Lemon Chiffon Cupcakes

Prep 25 min

|

Cook 15 min

|

Ready in 40 min

These cupcakes have a stylish flair that makes them suitable for special occasions, but we bet you'll enjoy them any time.

Ingredients

    Cupcakes
  • 1   lemon, divided
  • 3/4 cup (175 mL) cake flour (do not use all-purpose flour)
  • 1/2 cup (125 mL) sugar, divided
  • 3/4 tsp (4 mL) baking powder
  • 1/4 tsp (1 mL) salt
  • 2 large egg yolks
  • 1/4 cup (50 mL) water
  • 2 1/2 tbsp (37 mL) canola oil
  • 1 tbsp (15 mL) lemon extract or 2 tbsp (30 mL) Gourmet Limoncello Syrup
  • 4 large egg whites, room temperature
  • 1/2 cup (125 mL) prepared lemon curd
  •  
    Meringue Frosting
  • 3 large egg whites
  • 1/4 tsp (1 mL) cream of tartar
  • 1/2 cup (125 mL) sugar
  • 1 tsp (5 mL) lemon extract or 1 tbsp (15 mL) Gourmet Limoncello Syrup

Directions

  1. Preheat oven to 325°F (160°C).

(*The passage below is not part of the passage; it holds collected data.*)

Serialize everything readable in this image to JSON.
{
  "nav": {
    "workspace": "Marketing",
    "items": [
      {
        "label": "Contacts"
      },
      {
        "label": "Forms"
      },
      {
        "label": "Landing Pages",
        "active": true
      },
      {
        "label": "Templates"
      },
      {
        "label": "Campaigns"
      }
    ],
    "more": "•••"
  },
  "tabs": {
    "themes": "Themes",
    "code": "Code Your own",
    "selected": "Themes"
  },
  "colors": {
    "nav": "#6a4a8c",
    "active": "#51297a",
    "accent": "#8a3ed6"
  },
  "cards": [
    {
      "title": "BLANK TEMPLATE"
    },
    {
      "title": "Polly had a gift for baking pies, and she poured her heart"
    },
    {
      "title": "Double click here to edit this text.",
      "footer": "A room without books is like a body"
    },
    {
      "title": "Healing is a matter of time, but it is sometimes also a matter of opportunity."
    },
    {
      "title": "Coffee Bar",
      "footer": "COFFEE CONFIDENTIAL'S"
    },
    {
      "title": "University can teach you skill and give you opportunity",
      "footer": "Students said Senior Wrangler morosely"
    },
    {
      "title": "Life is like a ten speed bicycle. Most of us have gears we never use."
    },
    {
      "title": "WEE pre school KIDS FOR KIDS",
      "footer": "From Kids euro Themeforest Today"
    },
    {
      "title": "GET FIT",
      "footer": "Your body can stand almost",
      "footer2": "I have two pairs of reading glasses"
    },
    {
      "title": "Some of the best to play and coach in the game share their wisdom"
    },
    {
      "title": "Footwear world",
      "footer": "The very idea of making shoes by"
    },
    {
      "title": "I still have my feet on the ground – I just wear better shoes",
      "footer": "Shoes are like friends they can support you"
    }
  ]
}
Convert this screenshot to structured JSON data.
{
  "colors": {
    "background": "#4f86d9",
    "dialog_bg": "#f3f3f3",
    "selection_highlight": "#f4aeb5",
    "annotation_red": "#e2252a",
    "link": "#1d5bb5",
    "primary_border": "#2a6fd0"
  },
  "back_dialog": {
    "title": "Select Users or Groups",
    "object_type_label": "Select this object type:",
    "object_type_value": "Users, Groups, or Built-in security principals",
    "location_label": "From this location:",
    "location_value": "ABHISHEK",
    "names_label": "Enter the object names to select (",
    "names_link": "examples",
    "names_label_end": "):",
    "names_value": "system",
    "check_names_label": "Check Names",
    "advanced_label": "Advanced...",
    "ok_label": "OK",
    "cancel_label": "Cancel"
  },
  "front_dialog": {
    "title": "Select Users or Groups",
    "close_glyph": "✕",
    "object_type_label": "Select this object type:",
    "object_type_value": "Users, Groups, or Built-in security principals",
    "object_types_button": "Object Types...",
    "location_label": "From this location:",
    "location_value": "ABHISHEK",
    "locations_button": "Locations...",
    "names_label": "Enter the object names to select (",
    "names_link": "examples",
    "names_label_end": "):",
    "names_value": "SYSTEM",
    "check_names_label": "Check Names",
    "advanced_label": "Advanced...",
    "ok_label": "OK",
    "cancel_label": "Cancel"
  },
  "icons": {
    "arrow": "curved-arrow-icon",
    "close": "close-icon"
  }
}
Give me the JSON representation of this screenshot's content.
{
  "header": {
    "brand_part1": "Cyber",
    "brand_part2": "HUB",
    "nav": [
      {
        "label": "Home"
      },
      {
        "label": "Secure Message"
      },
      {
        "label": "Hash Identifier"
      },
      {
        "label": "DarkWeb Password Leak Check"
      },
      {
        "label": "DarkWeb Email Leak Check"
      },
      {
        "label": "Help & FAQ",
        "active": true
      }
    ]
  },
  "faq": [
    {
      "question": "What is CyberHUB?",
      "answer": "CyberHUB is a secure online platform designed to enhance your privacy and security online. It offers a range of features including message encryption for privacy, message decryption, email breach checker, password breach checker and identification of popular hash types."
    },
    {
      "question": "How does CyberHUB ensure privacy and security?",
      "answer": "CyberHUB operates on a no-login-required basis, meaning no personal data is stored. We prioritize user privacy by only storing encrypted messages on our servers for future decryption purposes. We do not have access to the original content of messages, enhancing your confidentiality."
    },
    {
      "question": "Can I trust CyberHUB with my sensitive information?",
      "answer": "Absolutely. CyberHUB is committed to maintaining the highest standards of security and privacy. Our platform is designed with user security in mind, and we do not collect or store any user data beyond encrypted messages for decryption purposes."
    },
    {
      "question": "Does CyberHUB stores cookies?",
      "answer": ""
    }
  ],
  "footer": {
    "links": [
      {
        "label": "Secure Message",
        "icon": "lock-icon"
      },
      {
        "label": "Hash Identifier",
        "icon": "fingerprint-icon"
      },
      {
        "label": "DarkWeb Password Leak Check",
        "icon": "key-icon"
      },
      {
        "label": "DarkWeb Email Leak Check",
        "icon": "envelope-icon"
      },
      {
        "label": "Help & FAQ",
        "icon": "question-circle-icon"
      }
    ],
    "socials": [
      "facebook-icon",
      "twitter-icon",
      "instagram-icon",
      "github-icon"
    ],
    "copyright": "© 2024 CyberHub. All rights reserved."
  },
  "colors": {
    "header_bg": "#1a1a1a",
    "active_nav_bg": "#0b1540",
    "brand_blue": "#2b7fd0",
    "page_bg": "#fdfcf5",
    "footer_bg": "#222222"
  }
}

Place paper liners in wells of Muffin Pan. Using Adjustable Zester, zest lemon to measure 1 1/2 tbsp (22 mL); set aside 1/2 tbsp (7 mL) zest for garnish. In a small mixing bowl, whisk together flour, 1/4 cup (60 mL) of the sugar, baking powder, salt and remaining 1 tbsp (15 mL) zest. In a large mixing bowl, combine egg yolks, water, oil and extract (or syrup); beat on medium speed of electric hand mixer or stand mixer until well blended. Add dry ingredients; beat on medium speed until smooth.
  2. In a metal mixing bowl and using clean beaters, beat egg whites on high speed until soft peaks form, about 1 minute. While continuously beating, gradually add remaining 1/4 cup (60 mL) sugar in a very slow, steady stream. Continue beating 3-4 minutes or until sugar is dissolved and stiff peaks form. Stir in one-fourth of the meringue into batter; gently fold in remaining meringue.
  3. Using a Large Scoop, divide batter evenly among liners; bake 12-15 minutes or until wooden pick inserted in centers comes out clean. Remove pan from oven to a cooling rack. Remove cupcakes from pan; cool completely. Meanwhile, prepare Meringue Frosting (see below).
  4. To assemble cupcakes, spoon lemon curd into Easy Accent Decorator fitted with closed star tip. Press decorator gently into center of each cupcake and pipe in a small amount of curd (about 2 tsp/10 mL). Frost cupcakes; sprinkle with reserved lemon zest.

Yield:

  • 12  servings of 1 cupcake

Nutrients per serving:

Calories 190, Calories from Fat 40, Total Fat 4.5 g, Saturated Fat 1 g, Trans Fat 0 g, Cholesterol 45 mg, Sodium 125 mg, Carbohydrate 31 g, Fiber 0 g, Sugars 24 g, Protein 3 g

Cook's Tips:

Meringue Frosting: Bring 2 1/2 cups (625 mL) water to a simmer over medium-low heat in a saucepan. Place egg whites in a glass bowl; set over water in saucepan. Using electric hand mixer, beat egg whites on high speed until frothy; beat in cream of tartar. While continuously beating, gradually add sugar in a very slow, steady stream. Continue beating until mixture is thickened and a thermometer registers 160°F (71°C); carefully remove boiler from Saucepan. Continue beating until mixture is glossy and stiff peaks form; beat in lemon extract. Spoon frosting into resealable plastic bag. Twist bag to seal. cut off corner and pipe over cupcakes.